Read, reflect, act.
That is my vision for how we should respond to literature. Therefore I was pleased to see a version of this advice appearing in Ray Bradbury’s Fahrenheit 451. I’m reading Bradbury’s dystopia because I will be leading a discussion of it tom0rrow as part of the National Endowment for the Arts’ Big Read Program.
In the novel fireman Guy Montag, a man responsible for burning any books that have escaped a universal ban, is finding his life agonizingly empty and has sought out an old English professor to learn how books can save him. The professor talks about three steps.
First, one must put oneself in contact with books. As the professor says,
Do you know why books such as this [Montag has brought him a copy of the Bible] are so important? Because they have quality. And what does the word quality mean? To me it means texture. The book has pores. It has features. This book can go under the microscope. You’d find life under the glass, streaming past in infinite profusion. The more pores, the more truthfully recorded details of life per square inch you can get on a sheet of paper, the more “literary” you are. That’s my definition, anyway. Telling detail. Fresh detail. The good writers touch life often. The mediocre ones run a quick hand over her. The bad ones rape her and leave her for the flies.
Next, the professor says, we must digest the book, for which we need leisure time—by which he means time to think, not time to pursue distractions. Unfortunately people seek out other ways to fill their off hours. As he notes, “If you’re not driving a hundred miles an hour, at a clip where you can’t think of anything else but the danger, then you’re playing some game or sitting in some room where you can’t argue with the four-wall televisor.”
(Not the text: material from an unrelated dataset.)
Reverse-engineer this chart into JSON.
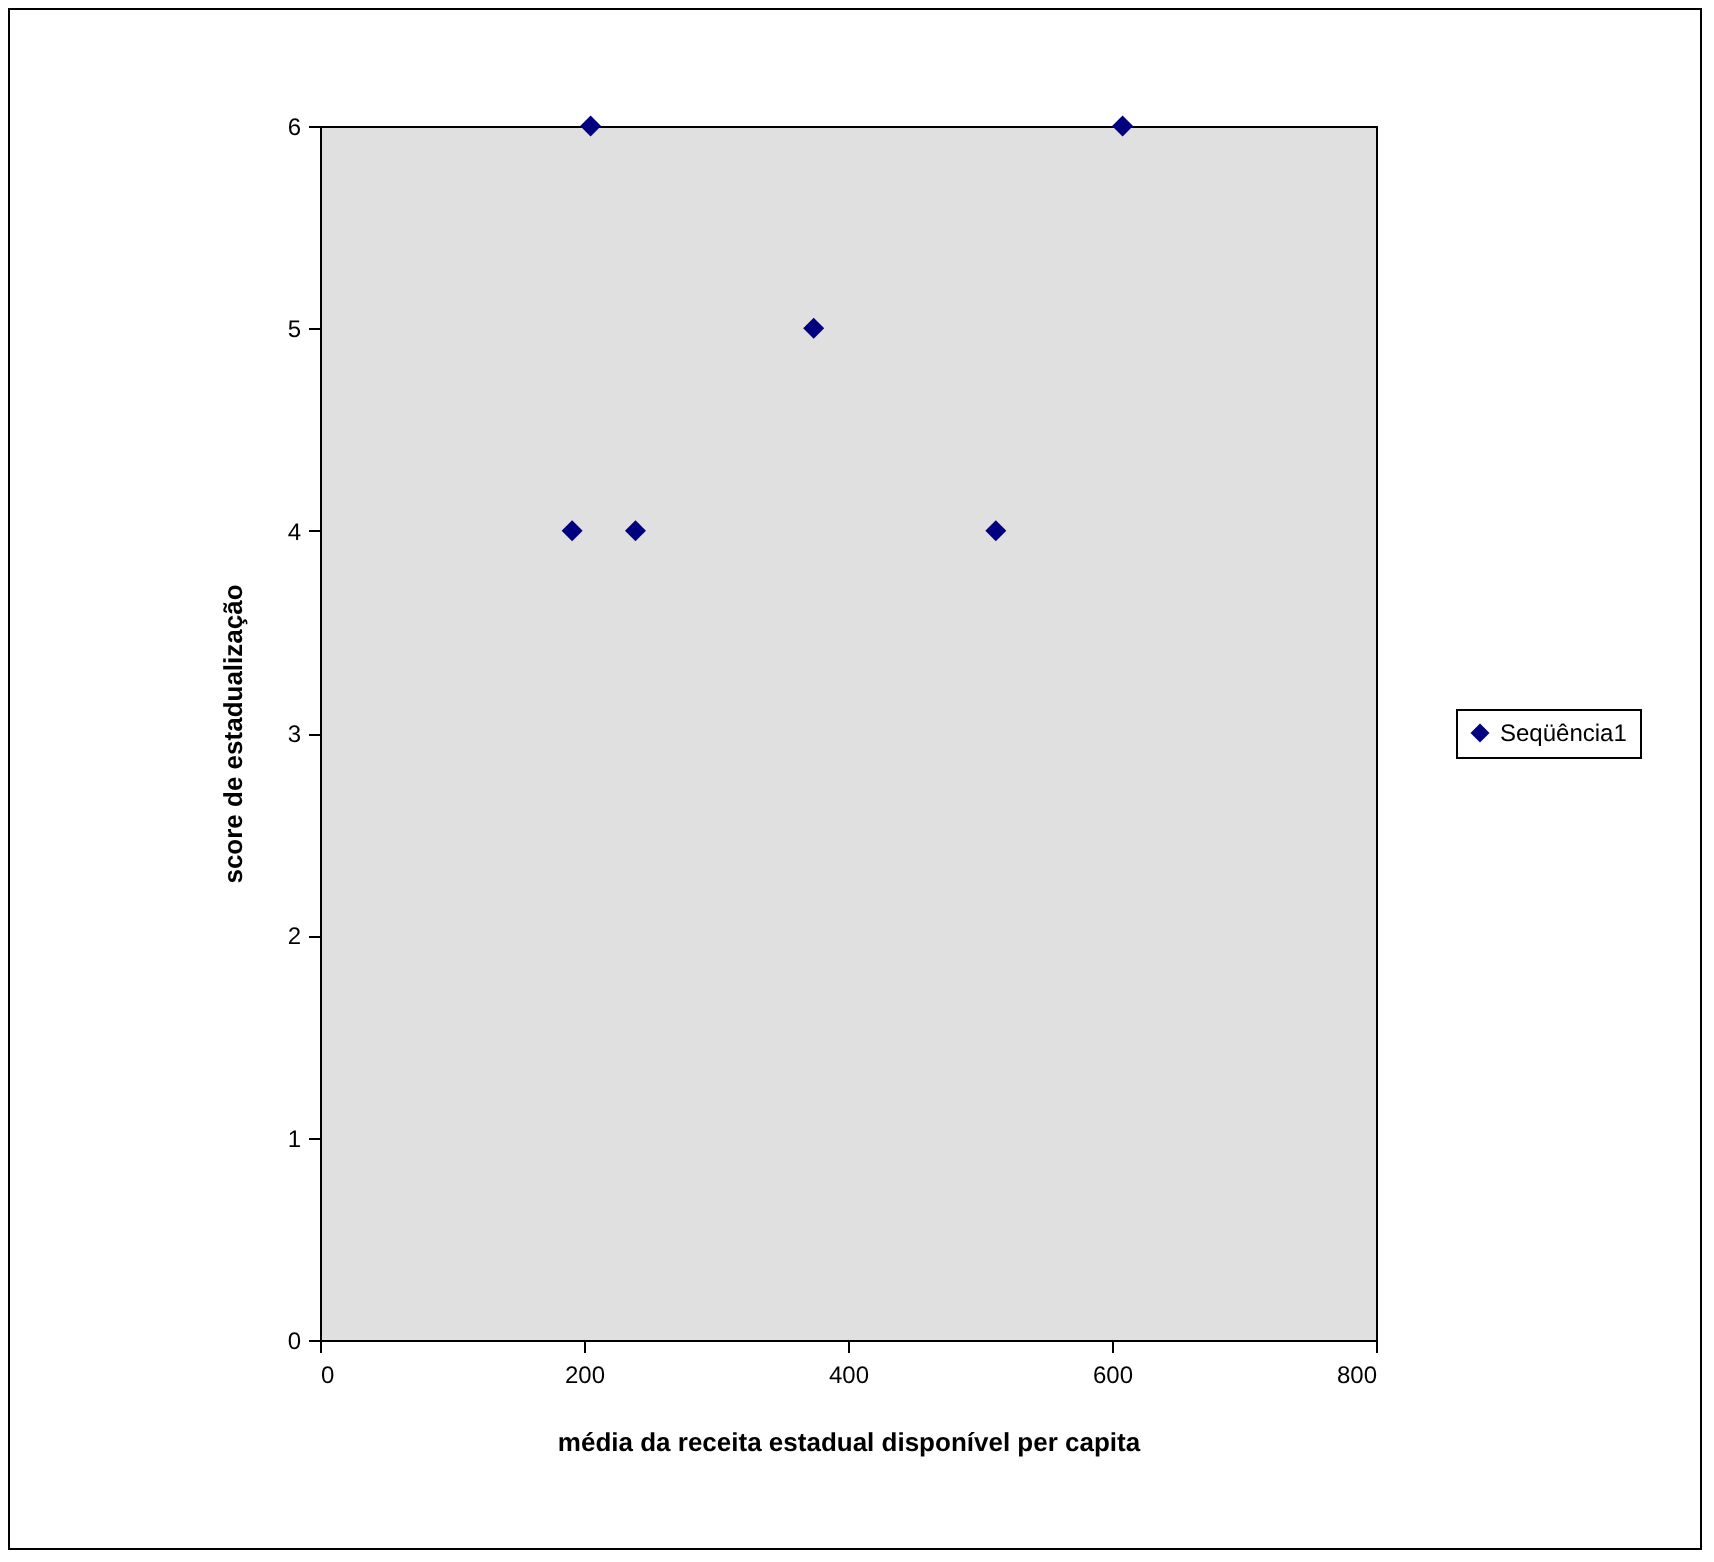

(We may not yet be allowed to drive a hundred miles an hour but we now have full-wall televisors–which, as one of Bradbury’s characters points out, makes it hardly necessary to officially ban books. Fahrenheit 451, incidentally, was written in 1953 during the early days of television.)
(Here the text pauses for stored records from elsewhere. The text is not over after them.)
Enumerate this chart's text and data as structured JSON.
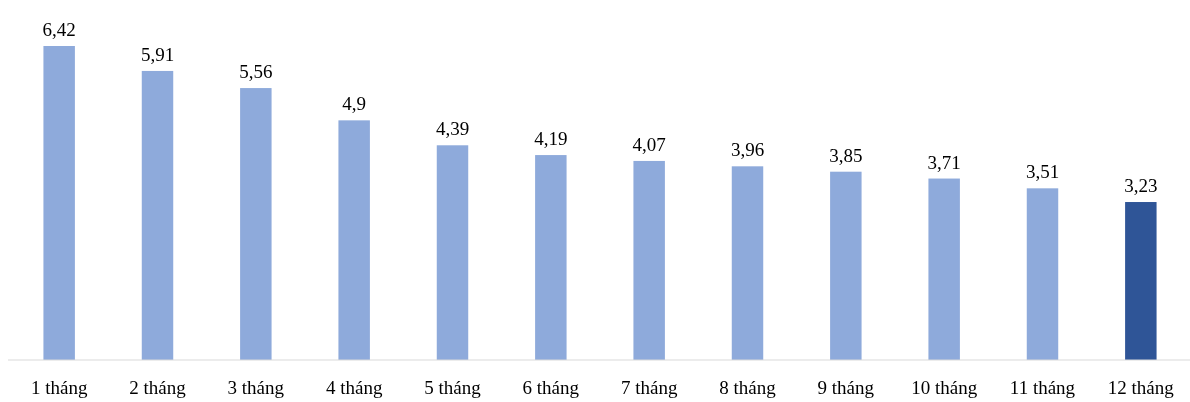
{
  "chart_data": {
    "type": "bar",
    "categories": [
      "1 tháng",
      "2 tháng",
      "3 tháng",
      "4 tháng",
      "5 tháng",
      "6 tháng",
      "7 tháng",
      "8 tháng",
      "9 tháng",
      "10 tháng",
      "11 tháng",
      "12 tháng"
    ],
    "values": [
      6.42,
      5.91,
      5.56,
      4.9,
      4.39,
      4.19,
      4.07,
      3.96,
      3.85,
      3.71,
      3.51,
      3.23
    ],
    "colors": [
      "#8eaadb",
      "#8eaadb",
      "#8eaadb",
      "#8eaadb",
      "#8eaadb",
      "#8eaadb",
      "#8eaadb",
      "#8eaadb",
      "#8eaadb",
      "#8eaadb",
      "#8eaadb",
      "#2f5597"
    ],
    "value_labels": [
      "6,42",
      "5,91",
      "5,56",
      "4,9",
      "4,39",
      "4,19",
      "4,07",
      "3,96",
      "3,85",
      "3,71",
      "3,51",
      "3,23"
    ]
  }
}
Finally, we must “carry out actions based on what we learn from the interaction of the first two.”
It should be evident from this website how important I consider the final step. By all means, we should read and reflect, but if we then fail to act on what we’ve learned, we’ve wasted a precious opportunity. Literature is written to have an impact on the world.
I see that Jon Meacham, editor of Newsweek, makes this point in a recent column. After talking about how such people as Barack Obama and Steve Jobs started off at small liberal arts colleges, he writes,
“We need to make sure that the liberal arts prepare people for a good life, not just the good life.”
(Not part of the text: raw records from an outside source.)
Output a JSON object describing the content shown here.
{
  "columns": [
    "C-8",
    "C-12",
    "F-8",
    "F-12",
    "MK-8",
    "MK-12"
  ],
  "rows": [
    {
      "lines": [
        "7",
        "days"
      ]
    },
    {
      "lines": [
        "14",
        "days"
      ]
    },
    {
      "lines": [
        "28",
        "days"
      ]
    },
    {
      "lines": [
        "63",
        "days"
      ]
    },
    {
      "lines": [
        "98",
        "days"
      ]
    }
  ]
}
Meacham talks pragmatically. Training in the liberal arts, he says,
may help us in our search for new innovation and new competitiveness. The next chapter of the nation’s economic life could well be written not only by engineers but by entrepreneurs who as products of an apparently disparate education, have formed a habit of mind that enables them to connect ideas that might otherwise have gone unconnected. As Alan Brinkley, the historian and former provost of Columbia, has argued in our pages, liberal education is a crucial element in the creation of wealth, jobs, and one hopes, a fairer and more just nation.
Meacham is speaking as one who attended a small liberals arts college, the University of the South at Sewanee (he had my father as a teacher there). But Meacham is careful not to say that such learning can only happen at places like Sewanee. It should also be available at large state universities and via on-line learning. Whatever the setting, it’s vital that people get access to it.
Meacham acknowledges that it is “hard to monetize a familiarity with Homer or an intimacy with Shakespeare” but adds that “cutting the liberal arts is a false economy.” He concludes, “if the country is to prosper—economically, culturally, morally—we have to trust in the institutions, old and new, that nurture creativity, and then hope for the best.”
I appreciate Meacham’s trust and will strive to be worthy of it.